Are there any libraries out there that implement some/most of these best practices and approaches to NLP? From what I've seen, the existing ones (Stanford NLP, OpenNLP) are getting somewhat dated. Many non-PhD people (including me) would find such a library incredibly useful.
If you have the data, can spend a few days experimenting and if you want something that can be orders of magnitude faster than deep learning to train, there's vowpal wabbit. Prediction speed is blazing. Results can be nearly state of the art but with a cost that's a great deal less. It's C++ but with bindings for many languages. It's very poorly documented.
I wrote a whole neural network library to get this done, because Tensorflow and Theano are terrible for the type of models NLP needs. Joke was sort of on me, because PyTorch came out just as I was finishing :). But it's actually very good to own the dependencies of the library anyway, since it's such an important part of things. Having our own NN library has made it easy to make lots of small innovations along the way. The best one is hash-kernel powered embeddings, which have just been published as "bloom embeddings". I've been using these for the last six months, with great results.
You can read my thoughts about NLP best-practices here:
Like Sebastian (and pretty much anyone else), I think the two improvements to emphasise in NLP are sequence models like LSTM, and transfer learning. That's what's better now with deep learning: what we used to call semi-supervised approaches and domain adaptation now work much better than they did before. Incidentally Ruder et al. (2017)'s sluice networks are an important recent paper on this: https://arxiv.org/abs/1705.08142
Going forward I think it's important that we get past just using word2vec to pre-train vectors, and start making it easier to use pre-trained LSTM and CNN models. Side-objectives in multi-task learning are also very important.
I don't think the APIs in spaCy around these things are quite right yet. There are also lots of trade-offs in sharing weights, that make things complicated for people. Sometimes weight-sharing gets in the way, because you want to just train this one part, and it's really weird that your updates are affecting other models you don't think you're touching.
Basically I think the main problem people are having with NLP is that they don't want to commit to a problem and create training and evaluation data for it. Teams that don't bite the bullet and commit to their problem thrash around and don't get anything done. Even if you're using unsupervised techniques, you need repeatable evaluations.
We're preparing to launch an evaluation tool to address this problem. You can subscribe to our mailing list, RSS or Twitter to get the announcement when the beta is ready: https://twitter.com/explosion_ai
I've used spaCy for a customer project without having any NLP or deep learning experience and it was really easy to use and it's fast enough for our use case. So thanks for providing such an awesome library.

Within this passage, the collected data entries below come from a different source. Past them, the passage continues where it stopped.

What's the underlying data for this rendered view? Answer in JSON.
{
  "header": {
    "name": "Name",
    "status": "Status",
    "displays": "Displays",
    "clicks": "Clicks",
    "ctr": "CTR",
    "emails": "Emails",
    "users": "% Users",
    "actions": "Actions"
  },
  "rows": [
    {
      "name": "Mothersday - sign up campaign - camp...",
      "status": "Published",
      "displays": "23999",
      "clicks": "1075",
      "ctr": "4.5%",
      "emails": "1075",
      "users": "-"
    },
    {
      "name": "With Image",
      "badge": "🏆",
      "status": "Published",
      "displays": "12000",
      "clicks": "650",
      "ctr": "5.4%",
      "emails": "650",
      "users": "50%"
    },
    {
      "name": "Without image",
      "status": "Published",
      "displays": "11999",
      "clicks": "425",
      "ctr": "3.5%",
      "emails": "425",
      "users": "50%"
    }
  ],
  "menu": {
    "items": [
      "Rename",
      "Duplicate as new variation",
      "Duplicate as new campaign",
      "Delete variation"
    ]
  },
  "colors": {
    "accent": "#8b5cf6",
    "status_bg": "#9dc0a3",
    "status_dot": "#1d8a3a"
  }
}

I have found CoreNLP to be the best library for POS tagging, NER, etc and Gensim for word vectors and summarization. Others have recommended Spacy, but I have found it to be inferior to CoreNLP.
"Best practices" are pretty much always according to the author. From the article:
> Disclaimer: Treating something as best practice is notoriously difficult: Best according to what? What if there are better alternatives? This post is based on my (necessarily incomplete) understanding and experience. In the following, I will only discuss practices that have been reported to be beneficial independently by at least two different groups. I will try to give at least two references for each best practice.